Economic growth slows to 1.5 percent in the third quarter

Economic growth slowed to 1.5 percent in the third quarter, the Bureau of Economic Analysis reported Thursday morning.

Annual growth in gross domestic product, adjusted for inflation, was down from 3.9 percent the quarter before and below Wall Street’s estimates.

The weaker-than-expected report is just one of several recent underwhelming updates on the strength of the U.S. economy.

For the Federal Reserve, which declined to raise interest rates at a meeting ending Wednesday, Thursday’s report will raise further questions about whether economic growth is self-sustaining enough for the central bank to tighten monetary policy in the next six weeks.

Yet Thursday’s report was not as weak as it might appear from the headline.

Economists expected some slowdown in growth because of an anticipated reversal of business inventory build-up from the previous quarter. That’s what happened: Businesses added less inventory, subtracting 1.44 percentage points from the third quarter growth rate. Inventories are generally not predictive of future growth.
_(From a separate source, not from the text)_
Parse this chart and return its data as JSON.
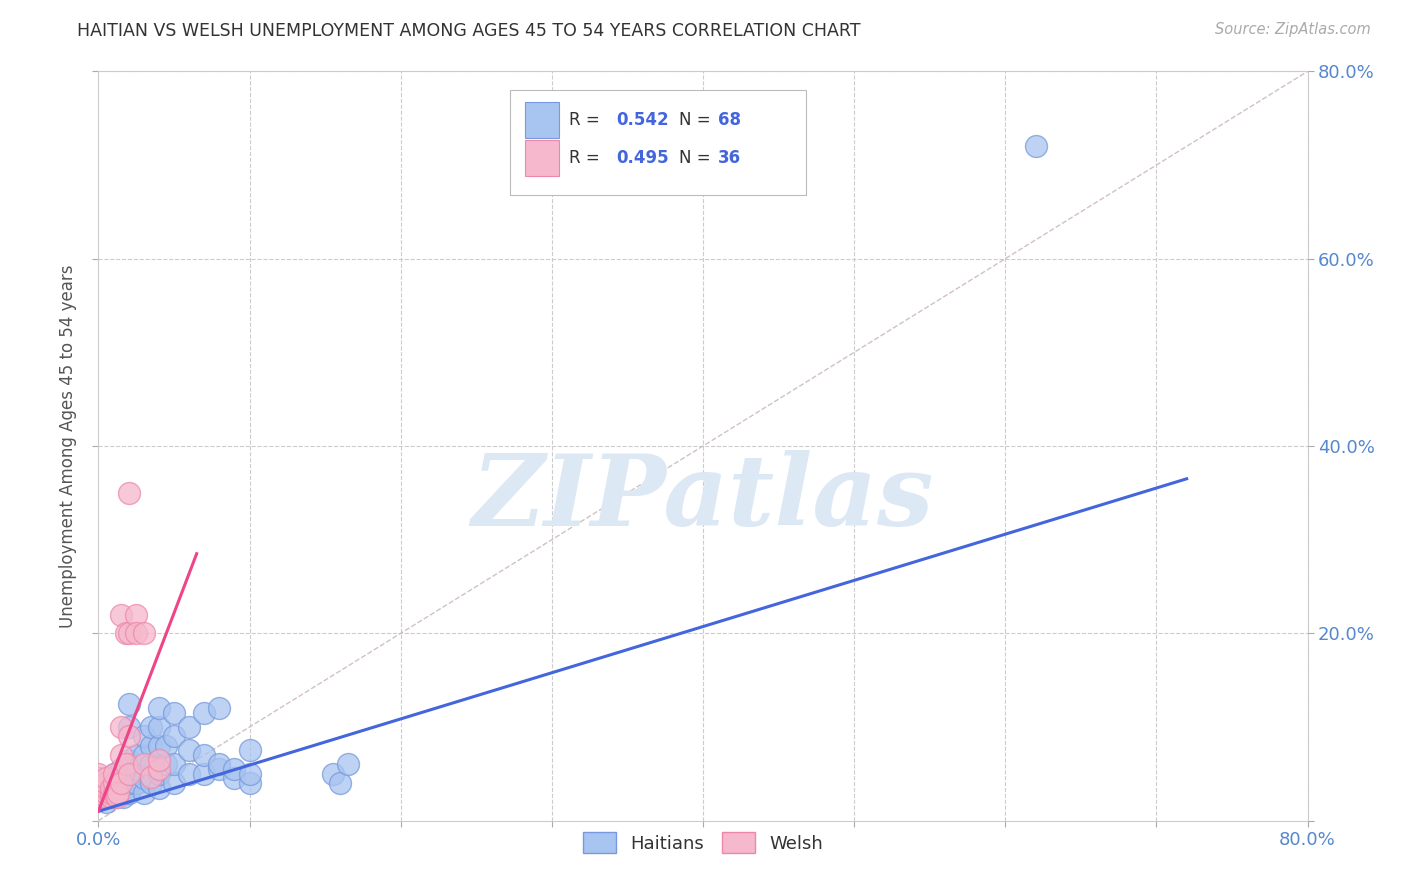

Setting aside inventories, growth was 3 percent.

Furthermore, some of the slowdown in growth was clearly attributable to economic developments that Fed Chairwoman Janet Yellen has claimed will prove only temporary. Exports slowed and imports grew in the quarter, likely reflecting the continued fallout from the rising strength of the dollar. Recent slowing growth in China and in emerging market economies has propped up the dollar, making U.S. manufacturers’ products relatively more expensive to people outside the economy, and imports cheaper. Net exports subtracted from growth in the quarter, after boosting it the quarter before.

Consumer spending, however, has held up amid signs of trouble overseas and earlier volatility in stock markets. Spending grew at a relatively robust 3.2 percent pace, down only slightly from 3.6 percent the quarter before. Homebuilding also grew at above 6 percent, even after slowing from double-digit growth earlier in the year.

Thursday’s estimate of third-quarter is the first of three. The numbers in the report are subject to major changes.